Juan Manuel Cerúndolo no se escondió a la hora de hablar de las apuestas deportivas y contó el calvario que viven muchos tenistas, que recién están empezando en el circuito mundial. Después de avanzar a la segunda ronda del Argentina Open, el argentino dejó una frase que expone la presión con la que conviven muchos jugadores: “Recibimos amenazas todos los días”.
Durante la conferencia de prensa tras su gran victoria ante el alemán Daniel Altmaier (5°), Cerúndolo habló sobre lo ocurrido en el Challenger de Rosario, donde el argentino Román Burruchaga y el español Nikolas Sánchez Izquierdo recibieron graves amenazas, y reconoció que “fue bastante fuerte. Lo de Sánchez Izquierdo no sabía; lo de Román fue fuertísimo, veía los mensajes y no lo podía creer”.

Además, contó que “todos los días recibimos amenazas así de ‘te vamos a matar a vos, a tu hermana…’, ya lo naturalizamos”. Y añadió: “Mi Instagram siempre está plagado de comentarios e insultos cuando pierdo. Es algo que pasa desde que juego Futures, así que lo tengo normalizado”.
A su vez, reconoció que “es difícil desde solucionar. Lo ideal sería cancelar las apuestas, pero no es nada fácil. Se llegó a un límite”.

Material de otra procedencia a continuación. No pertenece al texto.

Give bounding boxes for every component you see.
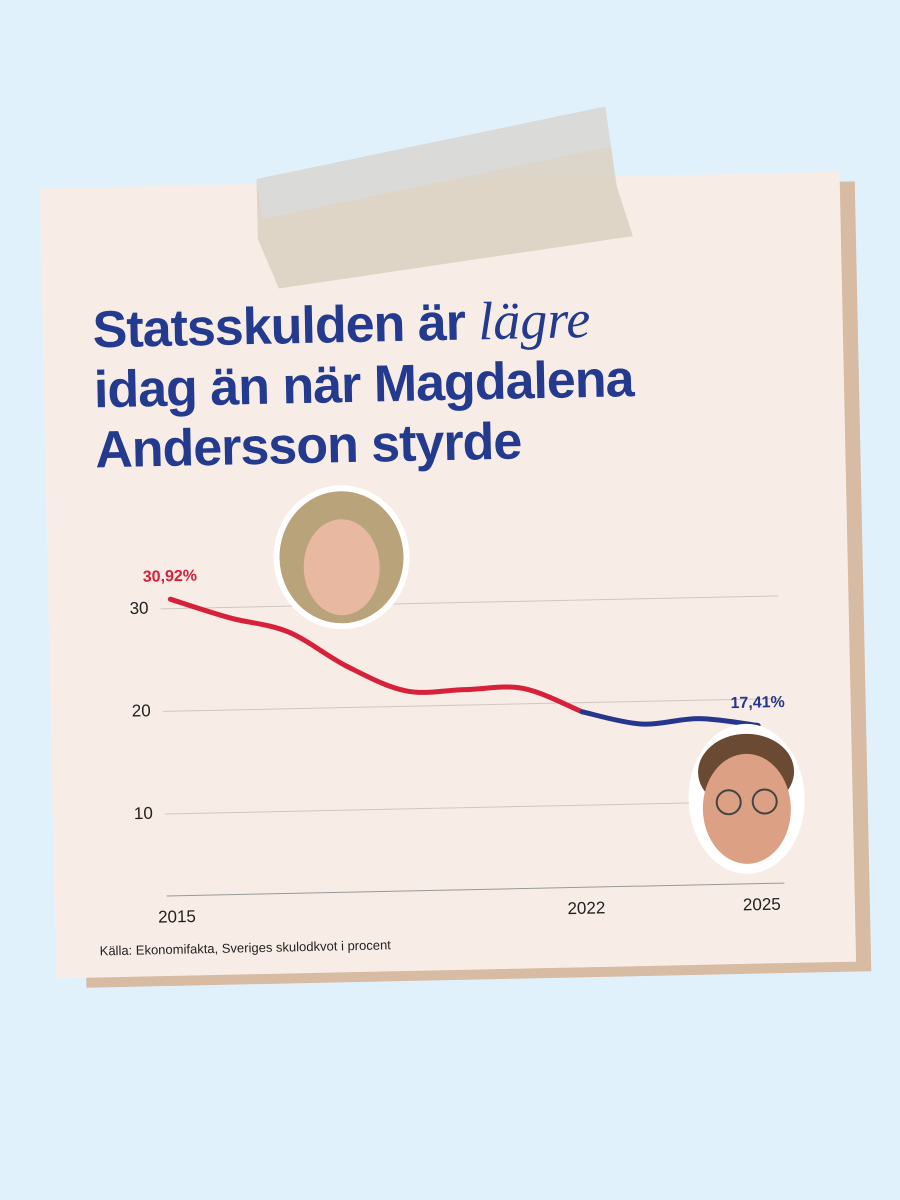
- portrait-andersson: [273, 485, 410, 630]
- tape-top: [256, 106, 611, 219]
- grid-line: [164, 800, 783, 815]
- x-tick-label: 2022: [567, 898, 605, 918]
- line: [167, 596, 585, 715]
- x-axis: [166, 882, 785, 897]
- note-card: Statsskulden är lägre idag än när Magdal…: [39, 106, 872, 988]
- line: [579, 709, 761, 729]
- chart-title: idag än när Magdalena: [93, 350, 636, 419]
- value-label: 30,92%: [143, 568, 198, 586]
- plot: 10 20 30 2015 2022 2025 30,92% 17,41%: [129, 568, 785, 927]
- value-label: 17,41%: [730, 694, 785, 712]
- card: [39, 171, 857, 979]
- portrait-kristersson: [688, 723, 805, 874]
- y-tick-label: 30: [129, 599, 148, 618]
- x-tick-label: 2015: [158, 907, 196, 927]
- chart-title: Andersson styrde: [95, 412, 522, 479]
- y-tick-label: 10: [134, 804, 153, 823]
- x-tick-label: 2025: [743, 895, 781, 915]
- chart-title: Statsskulden är lägre: [92, 289, 591, 359]
- y-tick-label: 20: [132, 701, 151, 720]
- grid-line: [160, 595, 779, 610]
- source-note: Källa: Ekonomifakta, Sveriges skulodkvot…: [100, 937, 392, 958]
- grid-line: [162, 697, 781, 712]
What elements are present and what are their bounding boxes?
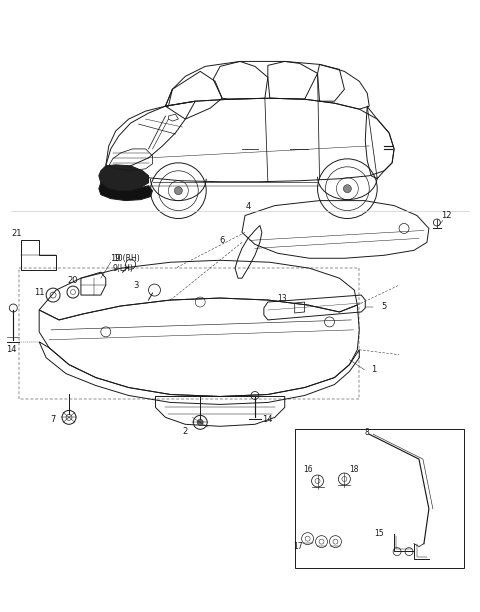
- Polygon shape: [99, 165, 148, 191]
- Text: 11: 11: [34, 288, 45, 297]
- Text: 3: 3: [133, 281, 138, 289]
- Text: 13: 13: [277, 294, 287, 302]
- Text: 10(RH): 10(RH): [113, 254, 140, 263]
- Text: 6: 6: [219, 236, 225, 245]
- Text: 18: 18: [349, 465, 359, 474]
- Text: 19: 19: [110, 254, 121, 263]
- Text: 9(LH): 9(LH): [113, 264, 133, 273]
- Text: 8: 8: [365, 428, 370, 437]
- Text: 4: 4: [245, 202, 251, 211]
- Text: 15: 15: [374, 529, 384, 538]
- Circle shape: [197, 419, 203, 425]
- Text: 16: 16: [303, 465, 312, 474]
- Text: 14: 14: [263, 415, 273, 424]
- Text: 21: 21: [11, 229, 22, 238]
- Circle shape: [174, 187, 182, 195]
- Bar: [295, 429, 464, 569]
- Text: 14: 14: [6, 345, 17, 354]
- Text: 12: 12: [442, 211, 452, 220]
- Text: 7: 7: [50, 415, 56, 424]
- Text: 2: 2: [183, 427, 188, 436]
- Circle shape: [343, 185, 351, 193]
- Text: 20: 20: [68, 275, 78, 285]
- Text: 1: 1: [372, 365, 377, 374]
- Text: 17: 17: [293, 542, 302, 551]
- Polygon shape: [99, 183, 153, 201]
- Text: 5: 5: [382, 302, 387, 312]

La ATP, junto con la Agencia Internacional para la Integridad del Tenis (ITIA) y otros organismos globales como la WTA y la ITF, implementó normas estrictas para combatir la corrupción y las apuestas en el tenis.

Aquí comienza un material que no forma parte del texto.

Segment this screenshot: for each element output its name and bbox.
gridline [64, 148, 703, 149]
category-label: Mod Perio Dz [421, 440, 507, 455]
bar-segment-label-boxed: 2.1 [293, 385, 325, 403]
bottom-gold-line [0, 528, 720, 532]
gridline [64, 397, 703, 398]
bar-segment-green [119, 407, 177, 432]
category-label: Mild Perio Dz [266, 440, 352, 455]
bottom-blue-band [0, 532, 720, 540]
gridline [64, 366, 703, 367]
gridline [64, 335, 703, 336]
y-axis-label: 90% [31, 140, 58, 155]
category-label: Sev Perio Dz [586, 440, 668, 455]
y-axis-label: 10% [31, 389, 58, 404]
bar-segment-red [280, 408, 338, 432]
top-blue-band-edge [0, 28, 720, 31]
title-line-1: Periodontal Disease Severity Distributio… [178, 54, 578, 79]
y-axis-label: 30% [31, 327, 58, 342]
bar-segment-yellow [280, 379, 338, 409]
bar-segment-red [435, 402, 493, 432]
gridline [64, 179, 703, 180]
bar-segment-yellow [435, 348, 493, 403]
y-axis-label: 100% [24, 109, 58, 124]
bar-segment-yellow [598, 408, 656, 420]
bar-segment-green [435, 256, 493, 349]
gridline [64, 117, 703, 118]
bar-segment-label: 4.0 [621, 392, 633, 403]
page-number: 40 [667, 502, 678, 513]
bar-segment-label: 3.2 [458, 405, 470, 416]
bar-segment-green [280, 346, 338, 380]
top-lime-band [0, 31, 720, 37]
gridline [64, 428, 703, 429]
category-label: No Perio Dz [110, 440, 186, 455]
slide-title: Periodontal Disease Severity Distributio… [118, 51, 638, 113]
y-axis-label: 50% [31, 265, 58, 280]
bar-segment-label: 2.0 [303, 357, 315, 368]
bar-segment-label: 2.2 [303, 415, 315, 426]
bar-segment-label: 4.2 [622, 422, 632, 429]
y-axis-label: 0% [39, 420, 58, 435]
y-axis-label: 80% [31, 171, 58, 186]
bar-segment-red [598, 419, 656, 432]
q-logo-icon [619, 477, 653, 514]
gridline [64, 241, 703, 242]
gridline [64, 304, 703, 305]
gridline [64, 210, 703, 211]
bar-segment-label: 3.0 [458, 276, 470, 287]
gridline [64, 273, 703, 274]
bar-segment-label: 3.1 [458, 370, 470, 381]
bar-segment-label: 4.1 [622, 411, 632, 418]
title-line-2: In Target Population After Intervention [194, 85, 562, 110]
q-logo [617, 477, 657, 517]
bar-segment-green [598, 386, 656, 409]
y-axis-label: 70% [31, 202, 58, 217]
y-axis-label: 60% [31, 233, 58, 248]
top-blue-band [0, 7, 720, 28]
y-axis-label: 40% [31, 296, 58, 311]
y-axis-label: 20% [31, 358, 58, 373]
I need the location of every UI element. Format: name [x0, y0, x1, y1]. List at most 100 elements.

Ese marco incluye el Programa Anticorrupción del Tenis (TACP), que prohíbe a jugadores, entrenadores y personal apostar sobre partidos y coordinar arreglos de resultados, con sanciones que van desde multas hasta suspensiones prolongadas si se infringen estas reglas.
La ITIA además monitorea alertas de apuestas sospechosas y ha aplicado sanciones en casos concretos de violaciones de estas normas como parte de la protección de la integridad del deporte.

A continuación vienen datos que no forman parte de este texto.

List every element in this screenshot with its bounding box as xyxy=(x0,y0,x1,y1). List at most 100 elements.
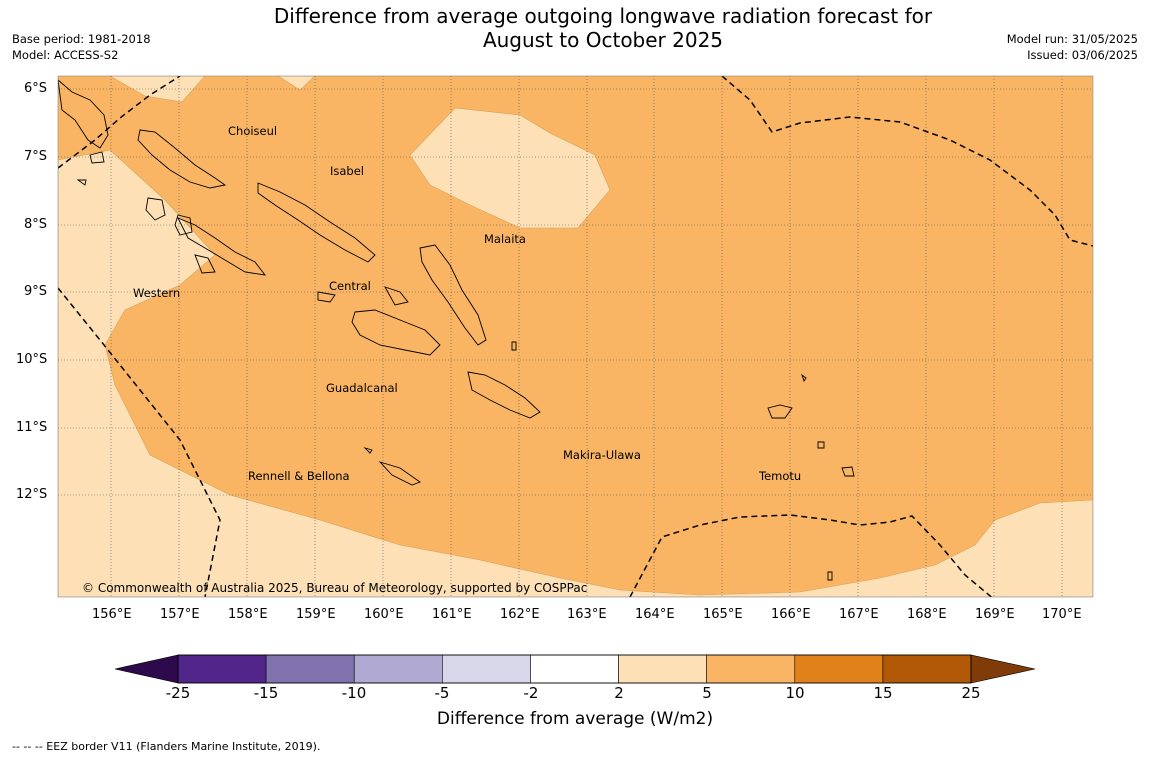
colorbar-bin xyxy=(442,654,531,684)
colorbar-bin xyxy=(882,654,972,684)
colorbar-bin xyxy=(265,654,355,684)
base-period: Base period: 1981-2018 xyxy=(12,32,151,46)
lon-label-161e: 161°E xyxy=(432,607,472,622)
island-new-georgia xyxy=(177,217,267,276)
lon-label-166e: 166°E xyxy=(771,607,811,622)
lon-label-157e: 157°E xyxy=(160,607,200,622)
colorbar-tick-label: 2 xyxy=(614,684,624,702)
colorbar-tick-label: 10 xyxy=(785,684,805,702)
title-line-1: Difference from average outgoing longwav… xyxy=(273,4,933,28)
coastlines xyxy=(58,79,855,581)
region-label-isabel: Isabel xyxy=(330,164,365,178)
lat-label-11s: 11°S xyxy=(16,420,48,435)
colorbar-tick-label: -10 xyxy=(341,684,367,702)
lon-label-164e: 164°E xyxy=(635,607,675,622)
eez-footnote: -- -- -- EEZ border V11 (Flanders Marine… xyxy=(12,740,321,753)
lon-label-159e: 159°E xyxy=(296,607,336,622)
island-isabel xyxy=(257,182,376,263)
lon-label-160e: 160°E xyxy=(364,607,404,622)
island-treasury xyxy=(76,179,87,186)
lon-label-158e: 158°E xyxy=(228,607,268,622)
island-florida xyxy=(317,291,336,303)
region-label-makira-ulawa: Makira-Ulawa xyxy=(563,448,641,462)
island-bellona xyxy=(363,447,373,454)
region-label-western: Western xyxy=(133,286,181,300)
island-russell xyxy=(384,286,409,306)
island-vanikoro xyxy=(841,466,855,477)
lon-label-169e: 169°E xyxy=(975,607,1015,622)
lat-label-9s: 9°S xyxy=(24,284,48,299)
region-label-choiseul: Choiseul xyxy=(228,124,278,138)
issued-date: Issued: 03/06/2025 xyxy=(1027,48,1138,62)
island-ulawa xyxy=(511,341,517,351)
eez-border-south xyxy=(629,514,993,597)
colorbar-bin xyxy=(794,654,884,684)
colorbar-title: Difference from average (W/m2) xyxy=(436,709,714,729)
lat-label-8s: 8°S xyxy=(24,217,48,232)
model-run: Model run: 31/05/2025 xyxy=(1006,32,1138,46)
lon-label-156e: 156°E xyxy=(92,607,132,622)
colorbar-bin xyxy=(530,654,619,684)
colorbar-outline xyxy=(177,654,972,684)
map-title: Difference from average outgoing longwav… xyxy=(0,4,1150,52)
colorbar-bin xyxy=(177,654,267,684)
colorbar-bin xyxy=(353,654,443,684)
eez-border-south-west xyxy=(58,287,221,597)
lon-label-168e: 168°E xyxy=(907,607,947,622)
colorbar-tick-label: 25 xyxy=(961,684,981,702)
island-santa-cruz xyxy=(767,404,793,419)
map-frame xyxy=(57,75,1094,598)
colorbar-bin xyxy=(706,654,796,684)
title-line-2: August to October 2025 xyxy=(482,28,724,52)
region-label-temotu: Temotu xyxy=(759,469,802,483)
region-label-malaita: Malaita xyxy=(484,232,526,246)
colorbar-tick-label: -2 xyxy=(523,684,539,702)
eez-borders xyxy=(58,76,1093,597)
colorbar-tick-label: -5 xyxy=(434,684,450,702)
island-makira xyxy=(467,371,541,419)
lon-label-163e: 163°E xyxy=(567,607,607,622)
island-choiseul xyxy=(137,129,227,189)
island-kolombangara xyxy=(174,214,193,236)
region-label-central: Central xyxy=(329,279,371,293)
lon-label-170e: 170°E xyxy=(1042,607,1082,622)
colorbar-under-arrow xyxy=(114,654,179,684)
colorbar xyxy=(114,654,1036,684)
island-guadalcanal xyxy=(351,309,441,356)
region-label-guadalcanal: Guadalcanal xyxy=(326,381,398,395)
lon-label-162e: 162°E xyxy=(500,607,540,622)
region-label-rennell-bellona: Rennell & Bellona xyxy=(248,469,350,483)
anomaly-region-2-5-north xyxy=(409,107,611,229)
anomaly-region-2-5-top-small xyxy=(277,76,316,91)
eez-border-north-east xyxy=(721,76,1093,247)
island-vella-lavella xyxy=(145,197,166,221)
island-rennell xyxy=(378,461,421,486)
island-utupua xyxy=(817,441,825,449)
island-bougainville xyxy=(58,79,109,149)
colorbar-tick-label: 5 xyxy=(702,684,712,702)
island-rendova xyxy=(194,254,216,274)
island-shortlands xyxy=(89,151,105,164)
island-anuta xyxy=(827,571,833,581)
lat-label-10s: 10°S xyxy=(16,352,48,367)
model-info: Base period: 1981-2018 Model: ACCESS-S2 xyxy=(12,31,151,63)
colorbar-tick-label: 15 xyxy=(873,684,893,702)
run-info: Model run: 31/05/2025 Issued: 03/06/2025 xyxy=(1007,31,1138,63)
anomaly-region-2-5-west xyxy=(58,149,1093,597)
island-malaita xyxy=(419,244,487,346)
lat-label-6s: 6°S xyxy=(24,81,48,96)
lat-label-7s: 7°S xyxy=(24,149,48,164)
lon-label-165e: 165°E xyxy=(703,607,743,622)
colorbar-bin xyxy=(618,654,707,684)
model-name: Model: ACCESS-S2 xyxy=(12,48,119,62)
colorbar-tick-label: -15 xyxy=(253,684,279,702)
colorbar-over-arrow xyxy=(970,654,1036,684)
lon-label-167e: 167°E xyxy=(839,607,879,622)
lat-label-12s: 12°S xyxy=(16,487,48,502)
copyright-notice: © Commonwealth of Australia 2025, Bureau… xyxy=(82,581,587,595)
map-plot-area: © Commonwealth of Australia 2025, Bureau… xyxy=(58,76,1093,597)
island-duff xyxy=(801,373,807,383)
eez-border-north-west xyxy=(58,76,181,169)
colorbar-tick-label: -25 xyxy=(165,684,191,702)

A pesar de esos mecanismos formales, el problema de amenazas vinculadas a apuestas no se pudo erradicar porque gran parte de este acoso ocurre fuera de los controles directos de los organismos deportivos, especialmente en redes sociales y comunicación digital.

Informes recientes de la WTA y la ITF muestran que un porcentaje significativo de mensajes abusivos y amenazantes recibidos por jugadores provienen de apostadores frustrados que reaccionan ante resultados no esperados, lo que no siempre es fácil de prevenir o sancionar para las autoridades.
Este contexto, donde las casas de apuestas y las plataformas digitales no siempre actúan de manera eficaz para reducir mensajes ofensivos, hace que los jugadores sigan reportando intimidaciones incluso con medidas oficiales en marcha.